That was my point. Mentioning CiteProc/CSL in this context was
obviously misleading.

> However, I see value in adopting not only a richer, popular,
> existing bibliography format (e.g. MODS XML), but also a styling
> language (e.g. CSL).

I mostly agree with the first part and I don't dispute the second but
adopting styling languages is not the point of biblatex. As I said,
it's essentially a programming toolbox for styles written in TeX. And
yes, we all know that this is a niche application.

donate...@gmail.com

unread,
Oct 24, 2008, 4:02:37 PM10/24/08
to
On Oct 24, 9:53 am, Philipp Lehman <devnull.1.leh...@spamgourmet.com>
wrote:

> I don't plan to use CSL styles.

Your reasoning is clear & your most recent post answers Simon's
inquiry directly.


> Note that a biblatex style is a set of TeX macros.

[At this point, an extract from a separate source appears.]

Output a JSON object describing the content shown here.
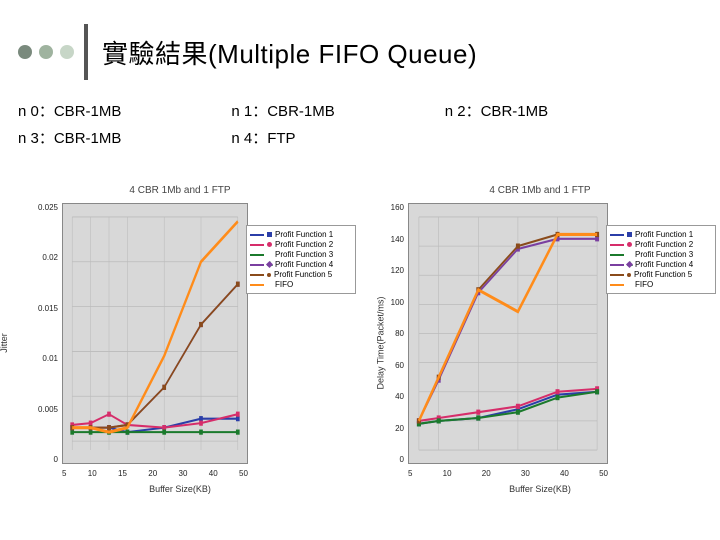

Yes, I understand & have used past versions of it. Simon seemed to
have asked if, in the future, we can't use styles that are not only
used by (some) LaTeX users. Your answer is now explicit: BibLaTeX's
audience is only LaTeX users, style files will continue to be written
using BibLaTeX, and there are no immediate plans to move to another
style language. It is out of BibLaTeX's scope. If, down the road,
BibLaTeX or another project finds themselves building non-LaTeX tools
to perform citation styling, Simon's query will again be relevant & we
should look outside of the TeX community for tools and formats that we
can reuse.


> > However, I see value in adopting not only a richer, popular,
> > existing bibliography format (e.g. MODS XML), but also a styling
> > language (e.g. CSL).
>
> I mostly agree with the first part

Regarding the first point: if you want a non-TeX tool to handle other
bibliography formats, then you should still look to pre-existing tools
to handle some of this (rather than merely writing new perl script, as
in your outline).

Some TeX users already use Chris Putnam's stand-alone 'bibutils' to
obtain BibTeX from disparate bibliographic formats. However, it can
be used as a library to another program and the MODS XML parsing in
'bibutils' is fairly good. Any project to expand the bibliographic
formats usable by BibLaTeX should look to this and similar programs as
a possible starting point.

phil...@gmail.com

unread,
Oct 26, 2008, 1:38:08 PM10/26/08
to
On Oct 24, 9:02 pm, donatetof...@gmail.com wrote:

> Some TeX users already use Chris Putnam's stand-alone 'bibutils' to
> obtain BibTeX from disparate bibliographic formats.  However, it can
> be used as a library to another program and the MODS XML parsing in
> 'bibutils' is fairly good.  Any project to expand the bibliographic
> formats usable by BibLaTeX should look to this and similar programs as
> a possible starting point.

I agree with this. It is all too common for people to look at bib data
and think "it's well defined and simple text, I'll just write a perl
script" which then begins weeks of pain and usually giving up. Bib
data is usually simple but interacts in really complex ways for
formatting so any stable libraries for first-stage parsing are a must.
Bibutils does look good. I'm still wondering what intermediate data
format Philipp is thinking of ... will it still be .bbl? I assume that
it would be a lot easier for biblatex to consume if it were.

Bruce

unread,
Nov 9, 2008, 11:26:17 PM11/9/08
to
Just for the archives, since I stumbled on it ...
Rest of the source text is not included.